La sueur perlait sur son front. Il tapa frénétiquement, et accéléra comme si sa vie en dépendait, puis se figea, livide.

— Je ne peux plus rien faire. Il a le contrôle total. Tout le processus est en train de se transformer.

Délia comprit alors qu’on essayait de la sauver. L’informaticien, terrorisé, ordonna l’évacuation de la salle. Les hommes se coururent dehors. Elle, allongée, ferma les yeux. Son corps trembla, secoué de spasmes. Puis soudain, tout s’arrêta. Plus de douleur. Un apaisement immense. Une énergie neuve, brûlante, envahit son âme.

Elle ouvrit les yeux. Ses pupilles, sombres et profondes, reflétaient une puissance nouvelle. Les liens en titane se tendirent, grincèrent, puis cédèrent dans un claquement sec.

Elle se redressa d’un bond. Ses poings se serrèrent. Sa poitrine vibrait d’une énergie incontrôlable. Elle prit son élan et fonça sur la paroi vitrée. L’impact explosa dans un vacarme assourdissant. Les éclats volèrent jusqu’au plafond comme une pluie d’étoiles tranchantes.

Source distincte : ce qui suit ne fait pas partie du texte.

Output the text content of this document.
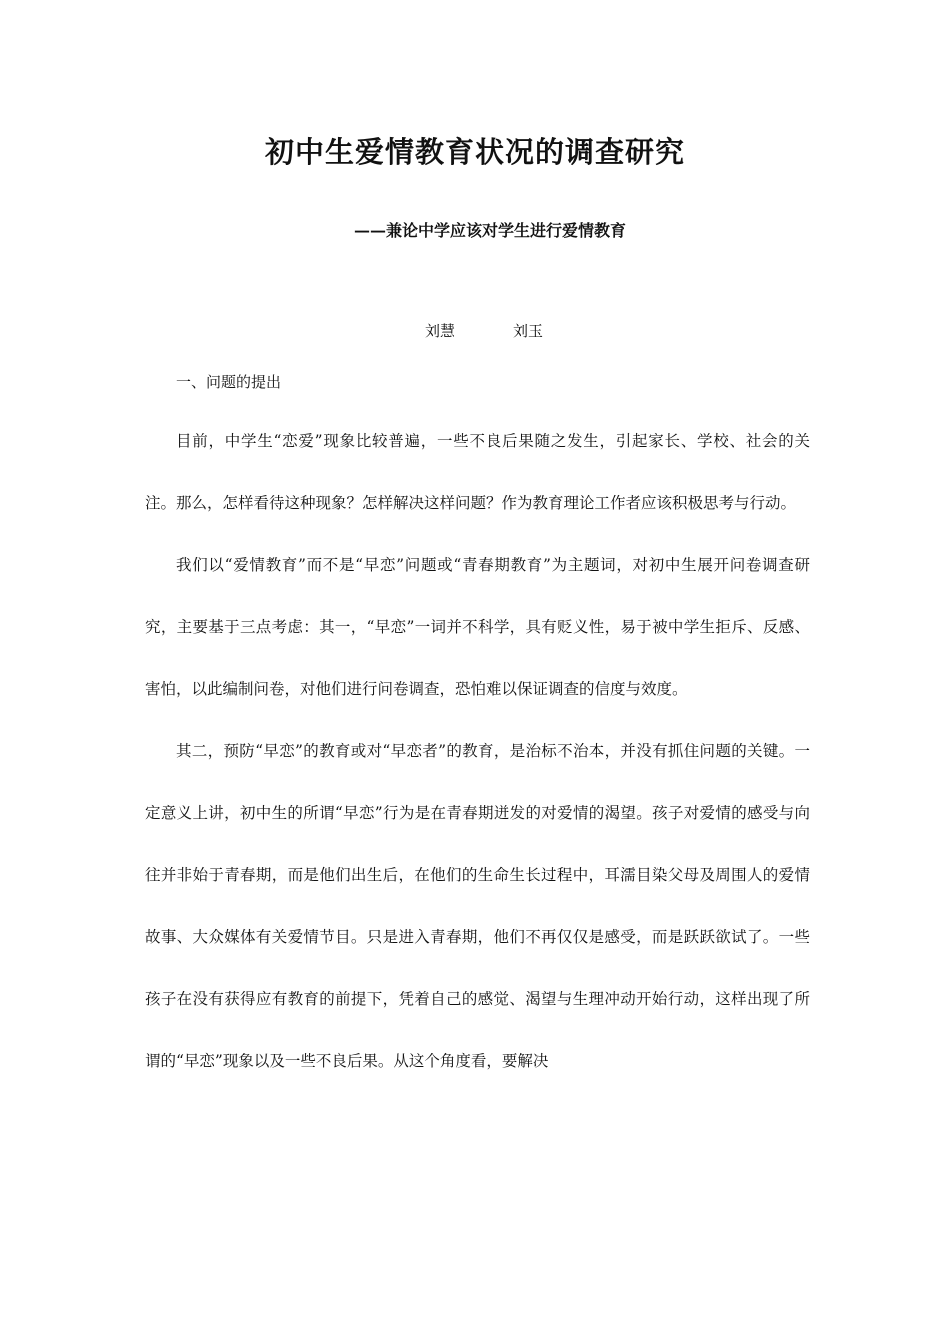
初中生爱情教育状况的调查研究
——兼论中学应该对学生进行爱情教育
刘慧	刘玉
一、问题的提出

目前，中学生“恋爱”现象比较普遍，一些不良后果随之发生，引起家长、学校、社会的关注。那么，怎样看待这种现象？怎样解决这样问题？作为教育理论工作者应该积极思考与行动。

我们以“爱情教育”而不是“早恋”问题或“青春期教育”为主题词，对初中生展开问卷调查研究，主要基于三点考虑：其一，“早恋”一词并不科学，具有贬义性，易于被中学生拒斥、反感、害怕，以此编制问卷，对他们进行问卷调查，恐怕难以保证调查的信度与效度。

其二，预防“早恋”的教育或对“早恋者”的教育，是治标不治本，并没有抓住问题的关键。一定意义上讲，初中生的所谓“早恋”行为是在青春期迸发的对爱情的渴望。孩子对爱情的感受与向往并非始于青春期，而是他们出生后，在他们的生命生长过程中，耳濡目染父母及周围人的爱情故事、大众媒体有关爱情节目。只是进入青春期，他们不再仅仅是感受，而是跃跃欲试了。一些孩子在没有获得应有教育的前提下，凭着自己的感觉、渴望与生理冲动开始行动，这样出现了所谓的“早恋”现象以及一些不良后果。从这个角度看，要解决
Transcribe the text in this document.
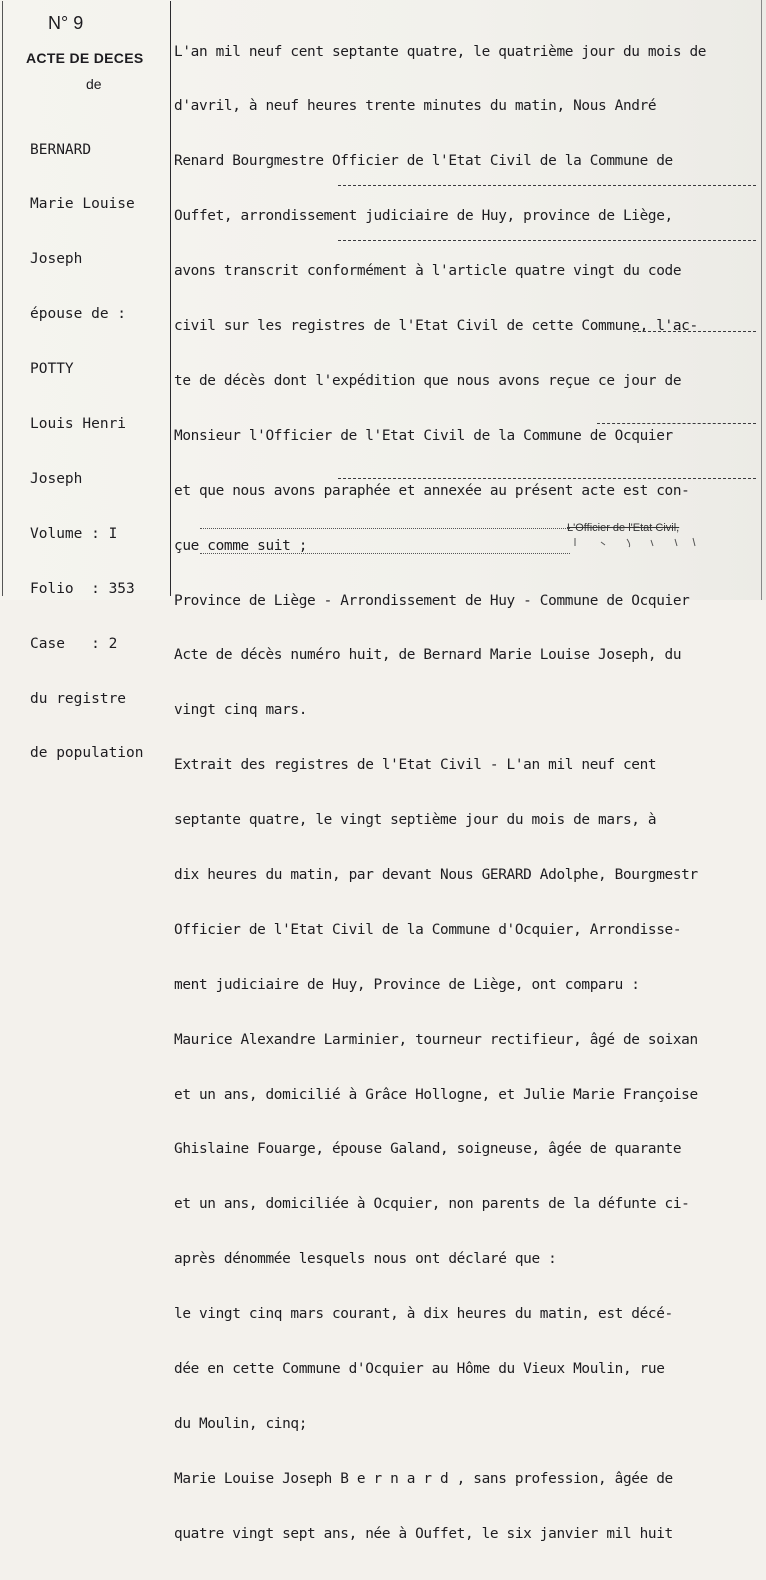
N° 9
ACTE DE DECES
de

BERNARD

Marie Louise

Joseph

épouse de :

POTTY

Louis Henri

Joseph

Volume : I

Folio  : 353

Case   : 2

du registre

de population

L'an mil neuf cent septante quatre, le quatrième jour du mois de

d'avril, à neuf heures trente minutes du matin, Nous André

Renard Bourgmestre Officier de l'Etat Civil de la Commune de

Ouffet, arrondissement judiciaire de Huy, province de Liège,

avons transcrit conformément à l'article quatre vingt du code

civil sur les registres de l'Etat Civil de cette Commune, l'ac-

te de décès dont l'expédition que nous avons reçue ce jour de

Monsieur l'Officier de l'Etat Civil de la Commune de Ocquier

et que nous avons paraphée et annexée au présent acte est con-

çue comme suit ;

Province de Liège - Arrondissement de Huy - Commune de Ocquier

Acte de décès numéro huit, de Bernard Marie Louise Joseph, du

vingt cinq mars.

Extrait des registres de l'Etat Civil - L'an mil neuf cent

septante quatre, le vingt septième jour du mois de mars, à

dix heures du matin, par devant Nous GERARD Adolphe, Bourgmestr

Officier de l'Etat Civil de la Commune d'Ocquier, Arrondisse-

ment judiciaire de Huy, Province de Liège, ont comparu :

Maurice Alexandre Larminier, tourneur rectifieur, âgé de soixan

et un ans, domicilié à Grâce Hollogne, et Julie Marie Françoise

Ghislaine Fouarge, épouse Galand, soigneuse, âgée de quarante

et un ans, domiciliée à Ocquier, non parents de la défunte ci-

après dénommée lesquels nous ont déclaré que :

le vingt cinq mars courant, à dix heures du matin, est décé-

dée en cette Commune d'Ocquier au Hôme du Vieux Moulin, rue

du Moulin, cinq;

Marie Louise Joseph B e r n a r d , sans profession, âgée de

quatre vingt sept ans, née à Ouffet, le six janvier mil huit

L'Officier de l'Etat Civil,
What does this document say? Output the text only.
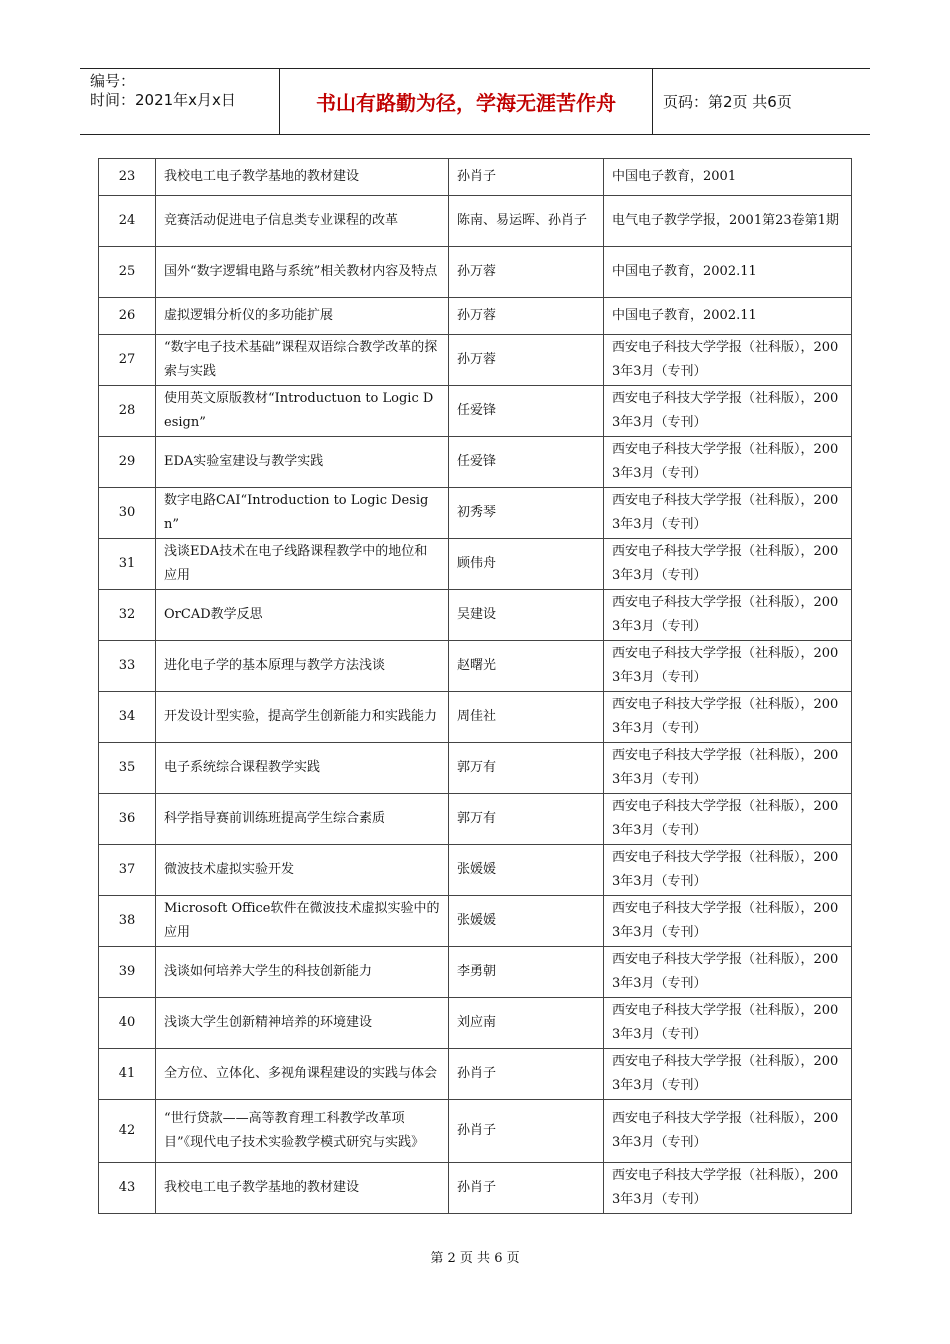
编号：
时间：2021年x月x日	书山有路勤为径，学海无涯苦作舟	页码：第2页 共6页
23	我校电工电子教学基地的教材建设	孙肖子	中国电子教育，2001
24	竞赛活动促进电子信息类专业课程的改革	陈南、易运晖、孙肖子	电气电子教学学报，2001第23卷第1期
25	国外“数字逻辑电路与系统”相关教材内容及特点	孙万蓉	中国电子教育，2002.11
26	虚拟逻辑分析仪的多功能扩展	孙万蓉	中国电子教育，2002.11
27	“数字电子技术基础”课程双语综合教学改革的探索与实践	孙万蓉	西安电子科技大学学报（社科版），2003年3月（专刊）
28	使用英文原版教材“Introductuon to Logic Design”	任爱锋	西安电子科技大学学报（社科版），2003年3月（专刊）
29	EDA实验室建设与教学实践	任爱锋	西安电子科技大学学报（社科版），2003年3月（专刊）
30	数字电路CAI“Introduction to Logic Design”	初秀琴	西安电子科技大学学报（社科版），2003年3月（专刊）
31	浅谈EDA技术在电子线路课程教学中的地位和应用	顾伟舟	西安电子科技大学学报（社科版），2003年3月（专刊）
32	OrCAD教学反思	吴建设	西安电子科技大学学报（社科版），2003年3月（专刊）
33	进化电子学的基本原理与教学方法浅谈	赵曙光	西安电子科技大学学报（社科版），2003年3月（专刊）
34	开发设计型实验，提高学生创新能力和实践能力	周佳社	西安电子科技大学学报（社科版），2003年3月（专刊）
35	电子系统综合课程教学实践	郭万有	西安电子科技大学学报（社科版），2003年3月（专刊）
36	科学指导赛前训练班提高学生综合素质	郭万有	西安电子科技大学学报（社科版），2003年3月（专刊）
37	微波技术虚拟实验开发	张媛媛	西安电子科技大学学报（社科版），2003年3月（专刊）
38	Microsoft Office软件在微波技术虚拟实验中的应用	张媛媛	西安电子科技大学学报（社科版），2003年3月（专刊）
39	浅谈如何培养大学生的科技创新能力	李勇朝	西安电子科技大学学报（社科版），2003年3月（专刊）
40	浅谈大学生创新精神培养的环境建设	刘应南	西安电子科技大学学报（社科版），2003年3月（专刊）
41	全方位、立体化、多视角课程建设的实践与体会	孙肖子	西安电子科技大学学报（社科版），2003年3月（专刊）
42	“世行贷款——高等教育理工科教学改革项目”《现代电子技术实验教学模式研究与实践》	孙肖子	西安电子科技大学学报（社科版），2003年3月（专刊）
43	我校电工电子教学基地的教材建设	孙肖子	西安电子科技大学学报（社科版），2003年3月（专刊）
第 2 页 共 6 页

Quatre gardes surgirent aussitôt. Délia les balaya avec une force inhumaine. Le premier, massif, s’effondra comme un chiffon. Les autres reculèrent, terrifiés. Elle fila dans les couloirs, son souffle brûlant ses poumons.

Les néons défilaient au-dessus d’elle, les couloirs se succédaient, tous verrouillés par reconnaissance faciale. Sa course résonnait dans le labyrinthe stérile.

Enfin, elle aperçut un escalier. Un souffle d’air frais caressa son visage. Elle dévala les marches, le cœur battant. En bas, une porte sécurisée l’attendait.

Elle recula, prit de l’élan, et défonça l’obstacle d’un coup d’épaule. La porte s’arracha de ses gonds, volant comme une simple feuille.

Dehors, la lumière du jour l’accueillit, éclatante. Le vent gifla son visage, chargé d’odeurs de terre et de liberté.

Elle n’eut qu’une pensée : fuir le plus loin possible.